Hi @KSDaemon, @RusovDmitriy, @paveltiunov - can you please review this PR?

Thanks in advance.

KSDaemon commented 1 week ago

Hi @sumeetgajjar Thank you for contributing! I'll have a look!

sumeetgajjar commented 1 week ago

3 tests under postgres/pre-aggregations.test.js are failing.

This is primarily because the visitors cube during the pre-aggregate generation uses the following SQL:

select * from visitors WHERE ((created_at >= undefined AND created_at <= undefined))\n' +
            '      AND (1 = 1)\n' +

Earlier (before this change) SQL was

select * from visitors WHERE ((1 = 1))\n' +
            '      AND (1 = 1)\n' +

cube(`visitors`, {
      sql: `
      select * from visitors WHERE ${FILTER_PARAMS.visitors.createdAt.filter('created_at')}
      AND ${FILTER_PARAMS.ReferenceOriginalSql.createdAt.filter('created_at')}
      `,

This makes sense as the time dimension filter values ~are~ may be unavailable during pre-aggregate generation.

sumeetgajjar commented 1 week ago

3 tests under postgres/pre-aggregations.test.js are failing.

This is primarily because the visitors cube during the pre-aggregate generation uses the following SQL:

select * from visitors WHERE ((created_at >= undefined AND created_at <= undefined))\n' +
            '      AND (1 = 1)\n' +

Earlier (before this change) SQL was

select * from visitors WHERE ((1 = 1))\n' +
            '      AND (1 = 1)\n' +
cube(`visitors`, {
      sql: `
      select * from visitors WHERE ${FILTER_PARAMS.visitors.createdAt.filter('created_at')}
      AND ${FILTER_PARAMS.ReferenceOriginalSql.createdAt.filter('created_at')}
      `,

This makes sense as the time dimension filter values ~are~ may be unavailable during pre-aggregate generation.
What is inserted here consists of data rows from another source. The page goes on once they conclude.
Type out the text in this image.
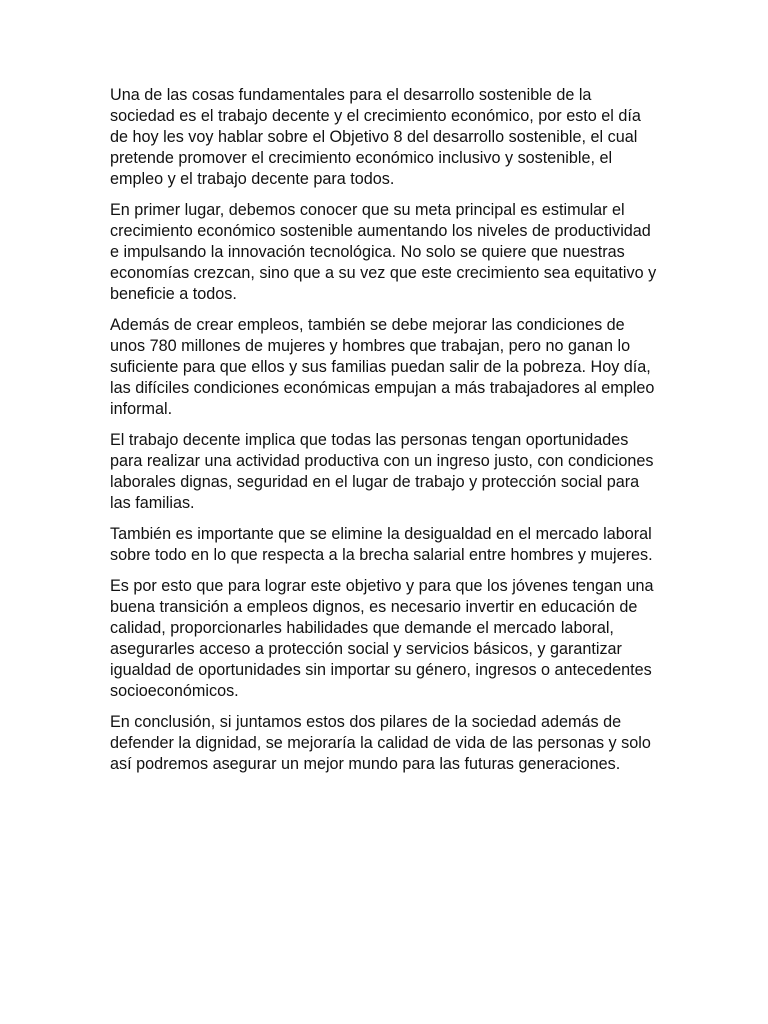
Una de las cosas fundamentales para el desarrollo sostenible de la sociedad es el trabajo decente y el crecimiento económico, por esto el día de hoy les voy hablar sobre el Objetivo 8 del desarrollo sostenible, el cual pretende promover el crecimiento económico inclusivo y sostenible, el empleo y el trabajo decente para todos.

En primer lugar, debemos conocer que su meta principal es estimular el crecimiento económico sostenible aumentando los niveles de productividad e impulsando la innovación tecnológica. No solo se quiere que nuestras economías crezcan, sino que a su vez que este crecimiento sea equitativo y beneficie a todos.

Además de crear empleos, también se debe mejorar las condiciones de unos 780 millones de mujeres y hombres que trabajan, pero no ganan lo suficiente para que ellos y sus familias puedan salir de la pobreza. Hoy día, las difíciles condiciones económicas empujan a más trabajadores al empleo informal.

El trabajo decente implica que todas las personas tengan oportunidades para realizar una actividad productiva con un ingreso justo, con condiciones laborales dignas, seguridad en el lugar de trabajo y protección social para las familias.

También es importante que se elimine la desigualdad en el mercado laboral sobre todo en lo que respecta a la brecha salarial entre hombres y mujeres.

Es por esto que para lograr este objetivo y para que los jóvenes tengan una buena transición a empleos dignos, es necesario invertir en educación de calidad, proporcionarles habilidades que demande el mercado laboral, asegurarles acceso a protección social y servicios básicos, y garantizar igualdad de oportunidades sin importar su género, ingresos o antecedentes socioeconómicos.

En conclusión, si juntamos estos dos pilares de la sociedad además de defender la dignidad, se mejoraría la calidad de vida de las personas y solo así podremos asegurar un mejor mundo para las futuras generaciones.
Given each of the DATE_OPERATORS_Where methods (i.e. inDateRangeWhere, notInDateRangeWhere, etc) exactly knows its required parameters i.e.

One fix could be modifying each DATE_OPERATORS_Where method to return 1 = 1 when any required parameters are undefined.

@KSDaemon - Does the above proposal sound good to you?

sumeetgajjar commented 1 week ago

Hi @sumeetgajjar Thank you for contributing! I'll have a look!

Hi @KSDaemon - gentle ping, can you please take a look?

This bug is directly impacting our production workflows and is leading to incorrect data being shown to the users.

KSDaemon commented 1 week ago

Does the above proposal sound good to you?

That makes sense.

Seems to be good. I relaunched tests.

sumeetgajjar commented 1 week ago

👍🏻 LGTM!

Thanks for the review @KSDaemon.

A couple of questions,

sumeetgajjar commented 6 days ago

Hi @KSDaemon, @paveltiunov, @igorlukanin - can you please help us merge this PR given it is already approved 😄?